Ma, una sera di luglio, sulla Luna c’eravamo noi. Lasciammo le strade dei nostri paesi e andammo sulla Luna, tutti insieme. Una sera di luglio del Novecento. Per una volta siamo stati i primi. Per quella sola volta. Eravamo orgogliosi di essere stati i primi. Lo siamo ancora.

Non si può essere superficiali nei confronti di quel tempo. Non si può non avere memoria, perché rappresenta la nostra identità, la nostra appartenenza.
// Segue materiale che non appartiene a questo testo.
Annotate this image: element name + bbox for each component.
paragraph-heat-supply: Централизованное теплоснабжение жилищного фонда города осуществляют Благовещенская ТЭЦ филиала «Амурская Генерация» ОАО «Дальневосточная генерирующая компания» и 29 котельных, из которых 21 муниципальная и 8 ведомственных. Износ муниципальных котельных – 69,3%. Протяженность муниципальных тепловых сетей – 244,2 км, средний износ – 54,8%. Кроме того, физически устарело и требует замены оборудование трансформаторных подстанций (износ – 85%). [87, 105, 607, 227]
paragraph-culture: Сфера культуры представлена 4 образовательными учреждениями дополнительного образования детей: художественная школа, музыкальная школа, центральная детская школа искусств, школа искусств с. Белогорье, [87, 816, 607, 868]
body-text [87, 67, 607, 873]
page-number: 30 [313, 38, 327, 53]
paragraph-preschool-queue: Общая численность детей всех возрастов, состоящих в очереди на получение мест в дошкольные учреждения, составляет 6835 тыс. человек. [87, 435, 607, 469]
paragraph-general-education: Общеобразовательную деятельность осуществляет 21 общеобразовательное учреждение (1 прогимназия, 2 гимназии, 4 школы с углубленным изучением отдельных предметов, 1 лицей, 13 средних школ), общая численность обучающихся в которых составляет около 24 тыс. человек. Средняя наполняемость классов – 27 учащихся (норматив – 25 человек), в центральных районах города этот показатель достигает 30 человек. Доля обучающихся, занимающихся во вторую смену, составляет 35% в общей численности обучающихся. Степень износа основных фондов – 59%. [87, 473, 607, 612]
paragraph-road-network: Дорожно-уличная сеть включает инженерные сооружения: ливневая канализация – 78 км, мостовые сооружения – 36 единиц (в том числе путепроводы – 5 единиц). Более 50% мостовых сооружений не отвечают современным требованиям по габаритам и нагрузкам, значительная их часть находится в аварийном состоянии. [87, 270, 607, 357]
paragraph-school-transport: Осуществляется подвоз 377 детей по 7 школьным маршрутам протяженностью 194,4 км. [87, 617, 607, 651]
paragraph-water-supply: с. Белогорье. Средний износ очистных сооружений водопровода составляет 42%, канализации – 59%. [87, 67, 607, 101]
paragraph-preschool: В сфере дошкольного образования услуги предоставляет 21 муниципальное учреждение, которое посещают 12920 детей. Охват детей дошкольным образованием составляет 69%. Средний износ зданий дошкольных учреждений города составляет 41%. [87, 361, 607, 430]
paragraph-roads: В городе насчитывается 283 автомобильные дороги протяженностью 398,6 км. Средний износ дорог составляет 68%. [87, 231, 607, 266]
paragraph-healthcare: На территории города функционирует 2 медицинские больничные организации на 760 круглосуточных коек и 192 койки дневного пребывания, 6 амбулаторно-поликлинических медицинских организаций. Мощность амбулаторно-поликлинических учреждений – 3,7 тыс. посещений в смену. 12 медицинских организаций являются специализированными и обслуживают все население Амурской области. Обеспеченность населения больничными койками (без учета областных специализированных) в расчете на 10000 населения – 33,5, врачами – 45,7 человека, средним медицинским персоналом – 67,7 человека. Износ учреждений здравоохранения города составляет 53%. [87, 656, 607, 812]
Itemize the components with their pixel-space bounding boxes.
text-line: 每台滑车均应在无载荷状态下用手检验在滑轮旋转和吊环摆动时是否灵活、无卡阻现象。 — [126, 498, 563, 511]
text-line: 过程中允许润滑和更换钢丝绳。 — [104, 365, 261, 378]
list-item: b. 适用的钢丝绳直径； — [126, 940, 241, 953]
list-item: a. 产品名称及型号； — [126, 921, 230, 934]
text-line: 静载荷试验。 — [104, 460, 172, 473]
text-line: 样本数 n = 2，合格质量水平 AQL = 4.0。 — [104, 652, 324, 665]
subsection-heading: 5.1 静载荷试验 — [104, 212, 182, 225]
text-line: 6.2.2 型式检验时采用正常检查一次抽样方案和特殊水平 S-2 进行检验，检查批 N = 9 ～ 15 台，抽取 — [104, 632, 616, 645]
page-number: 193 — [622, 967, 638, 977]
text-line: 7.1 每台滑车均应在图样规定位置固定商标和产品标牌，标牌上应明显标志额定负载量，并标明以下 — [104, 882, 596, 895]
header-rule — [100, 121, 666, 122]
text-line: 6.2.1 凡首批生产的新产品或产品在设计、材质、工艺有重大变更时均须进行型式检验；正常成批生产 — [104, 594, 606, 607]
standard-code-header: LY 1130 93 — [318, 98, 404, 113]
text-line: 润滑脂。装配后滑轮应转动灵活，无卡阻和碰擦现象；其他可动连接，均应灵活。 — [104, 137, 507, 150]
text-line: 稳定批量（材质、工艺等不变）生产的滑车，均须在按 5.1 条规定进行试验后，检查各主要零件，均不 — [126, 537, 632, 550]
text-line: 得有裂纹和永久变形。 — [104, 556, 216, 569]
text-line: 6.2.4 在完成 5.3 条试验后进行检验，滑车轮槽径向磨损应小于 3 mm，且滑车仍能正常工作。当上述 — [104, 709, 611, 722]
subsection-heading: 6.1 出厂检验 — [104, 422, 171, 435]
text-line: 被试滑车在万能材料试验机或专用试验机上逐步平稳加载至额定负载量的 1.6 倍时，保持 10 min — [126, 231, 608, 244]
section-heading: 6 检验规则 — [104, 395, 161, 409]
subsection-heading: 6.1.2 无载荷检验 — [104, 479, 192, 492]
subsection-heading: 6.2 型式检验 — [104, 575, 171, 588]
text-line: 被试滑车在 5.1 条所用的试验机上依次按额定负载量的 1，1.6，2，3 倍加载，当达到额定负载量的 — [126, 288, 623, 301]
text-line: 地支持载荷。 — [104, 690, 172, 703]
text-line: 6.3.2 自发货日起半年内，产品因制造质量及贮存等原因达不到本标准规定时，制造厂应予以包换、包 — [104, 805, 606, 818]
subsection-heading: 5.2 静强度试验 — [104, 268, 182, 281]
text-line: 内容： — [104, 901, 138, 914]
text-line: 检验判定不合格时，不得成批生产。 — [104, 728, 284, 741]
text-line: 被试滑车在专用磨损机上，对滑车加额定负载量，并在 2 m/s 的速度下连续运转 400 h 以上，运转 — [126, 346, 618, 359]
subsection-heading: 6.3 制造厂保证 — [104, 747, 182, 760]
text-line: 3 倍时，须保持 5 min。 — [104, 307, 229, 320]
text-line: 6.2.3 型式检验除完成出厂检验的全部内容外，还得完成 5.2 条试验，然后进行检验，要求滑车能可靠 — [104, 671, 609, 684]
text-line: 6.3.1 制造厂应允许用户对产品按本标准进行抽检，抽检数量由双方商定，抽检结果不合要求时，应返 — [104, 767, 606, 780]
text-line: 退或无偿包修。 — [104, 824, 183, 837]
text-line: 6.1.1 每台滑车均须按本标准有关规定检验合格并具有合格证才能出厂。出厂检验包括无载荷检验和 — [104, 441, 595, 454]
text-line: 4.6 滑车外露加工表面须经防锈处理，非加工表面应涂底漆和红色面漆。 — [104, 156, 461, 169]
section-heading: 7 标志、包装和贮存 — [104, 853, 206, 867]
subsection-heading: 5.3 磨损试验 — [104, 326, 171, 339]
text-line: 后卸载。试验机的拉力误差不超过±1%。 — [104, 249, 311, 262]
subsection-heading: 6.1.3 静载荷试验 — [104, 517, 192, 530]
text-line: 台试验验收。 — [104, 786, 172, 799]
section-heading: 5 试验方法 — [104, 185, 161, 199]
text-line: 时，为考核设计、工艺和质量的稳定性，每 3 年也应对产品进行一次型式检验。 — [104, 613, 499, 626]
Il nostro volto si è fatto in quegli anni. Si sono fatte le nostre categorie di pensiero, le nostre certezze e incertezze, abbiamo costruito verità e poi le abbiamo demolite.

La memoria del Novecento è una necessità soggettiva e collettiva, esistenziale e sociale.

Se non si avrà memoria di quel tempo, non lo si potrà mai superare. A volte, la memoria ha un prezzo da pagare. Per il Novecento è così. La memoria del Novecento è un problema con noi stessi che dobbiamo risolvere, lasciando la superficie e tentando le profondità.

Ma durante la discesa, ad un certo punto troveremo, inevitabilmente, lo sbarramento di quella affermazione e di quella domanda che Thomas Mann fa brillare nelle prime righe del prologo delle Storie di Giacobbe: “Profondo è il pozzo del passato. Non dovremmo dirlo insondabile?”.

Ad un certo punto, davanti a quello sbarramento, avremo l’istinto di abbandonare la discesa, di risalire alle nostre rassicuranti superfici, di limitarci alle cose che vediamo e che passano, che ascoltiamo e che si disperdono, alle storie con un incipit ed un explicit che si sovrappongono e si confondono. Avremo davvero buon gioco nel pensare che siamo i primi a recitare sul palcoscenico della Storia, che il pubblico in sala ha pagato il biglietto soltanto per assistere ad uno spettacolo mai visto prima.

Invece siamo gli ultimi arrivati. Recitiamo parti già recitate. Pronunciamo battute già pronunciate. I personaggi che siamo sono già stati. E’ tutto una replica; niente più di una replica.

Quello che cambia è solo il fondale di scena. Cambia in continuazione, con una rapidità vertiginosa. Sicchè abbiamo difficoltà a collocarci, a trovare il nostro posto, a prendere coscienza di dove siamo.

Per trovare il nostro posto nel presente, per poterci collocare senza avvertire un senso di vuoto e di spaesamento, per prendere coscienza del luogo in cui siamo, abbiamo bisogno di comprendere alcune cose: poche ma ineludibili, essenziali.

Per esempio, abbiamo bisogno di comprendere quali sono i motivi per i quali noi siamo in un modo e non diversamente. Quali sono i motivi per i quali i luoghi che abitiamo, che attraversiamo, si presentano in un modo e non diversamente. Da dove derivano il nostro benessere e il nostro malessere.

Ma i modi in cui siamo non li abbiamo determinati noi: ci sono stati consegnati da un padre e una madre esistiti nel Novecento.

Quel padre e quella madre ci hanno lasciato anche i luoghi che hanno abitato e che noi abitiamo. Sono stati sempre loro a farci il dono del benessere, conquistato mordendo le zolle, ed a contagiarci il loro malessere.

Allora, alla fine del conto, scendere nelle profondità, riconoscere la propria identità, ribadire l’appartenenza può essere anche semplice. Basta mettersi ad interrogare i padri e le madri: a scandagliare le loro parole, a penetrare i loro silenzi.